In 2003, the International Dyslexia Association (IDA) and the NICHD offered this definition to reflect the scientific research that has advanced our understanding of dyslexia:

Dyslexia is a specific leaning disability that is neurobiological in origin. It is characterized by difficulties with accurate and/or fluent word recognition and by poor spelling and decoding abilities. These difficulties typically result from a deficit in the phonological component of language that is often unexpected in relation to other cognitive abilities and the provision of effective classroom instruction.

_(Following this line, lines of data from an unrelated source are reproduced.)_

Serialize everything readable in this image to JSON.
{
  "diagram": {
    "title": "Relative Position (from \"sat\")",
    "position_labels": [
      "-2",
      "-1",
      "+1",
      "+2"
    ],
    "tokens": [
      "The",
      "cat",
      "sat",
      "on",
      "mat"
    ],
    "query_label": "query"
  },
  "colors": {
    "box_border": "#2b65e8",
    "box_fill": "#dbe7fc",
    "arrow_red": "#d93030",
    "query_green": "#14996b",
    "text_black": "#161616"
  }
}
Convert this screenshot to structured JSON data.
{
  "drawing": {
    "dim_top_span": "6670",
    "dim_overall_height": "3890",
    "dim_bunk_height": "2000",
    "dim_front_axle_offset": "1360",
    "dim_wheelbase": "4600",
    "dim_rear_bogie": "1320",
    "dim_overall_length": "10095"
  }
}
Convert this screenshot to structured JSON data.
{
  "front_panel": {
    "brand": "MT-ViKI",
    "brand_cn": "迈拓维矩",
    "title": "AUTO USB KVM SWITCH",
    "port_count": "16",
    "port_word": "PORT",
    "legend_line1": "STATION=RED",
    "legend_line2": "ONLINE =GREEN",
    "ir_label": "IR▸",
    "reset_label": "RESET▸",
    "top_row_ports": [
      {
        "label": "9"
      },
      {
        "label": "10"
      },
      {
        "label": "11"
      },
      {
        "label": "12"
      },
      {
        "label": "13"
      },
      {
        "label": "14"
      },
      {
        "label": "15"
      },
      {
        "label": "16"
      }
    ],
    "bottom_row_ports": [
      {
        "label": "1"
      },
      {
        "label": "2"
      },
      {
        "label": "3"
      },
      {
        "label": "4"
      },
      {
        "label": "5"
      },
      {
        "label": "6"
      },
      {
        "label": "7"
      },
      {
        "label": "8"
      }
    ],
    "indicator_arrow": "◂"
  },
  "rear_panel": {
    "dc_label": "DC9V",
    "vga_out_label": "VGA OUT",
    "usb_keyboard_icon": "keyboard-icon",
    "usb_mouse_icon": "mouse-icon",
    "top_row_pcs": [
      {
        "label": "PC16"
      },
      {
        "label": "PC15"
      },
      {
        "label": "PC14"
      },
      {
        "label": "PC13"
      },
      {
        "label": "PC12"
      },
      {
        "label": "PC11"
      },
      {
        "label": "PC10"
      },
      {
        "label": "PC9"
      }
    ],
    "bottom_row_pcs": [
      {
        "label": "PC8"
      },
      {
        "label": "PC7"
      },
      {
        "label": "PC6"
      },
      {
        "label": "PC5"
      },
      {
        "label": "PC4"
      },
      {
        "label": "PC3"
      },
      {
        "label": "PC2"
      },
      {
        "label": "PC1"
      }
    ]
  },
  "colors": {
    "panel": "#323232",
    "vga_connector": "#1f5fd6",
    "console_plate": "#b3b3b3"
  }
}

Secondary consequences may include problems in reading comprehension and reduced reading experience that can impede growth of vocabulary and background knowledge. (Lyon, Shaywitz, & Shaywitz, 2003).

What are some early signs that my child might be at risk for dyslexia?

Most risk factors can be detected in kindergarten and first grade. Signs include trouble associating sounds with letters, and trouble with phonological awareness and oral language development.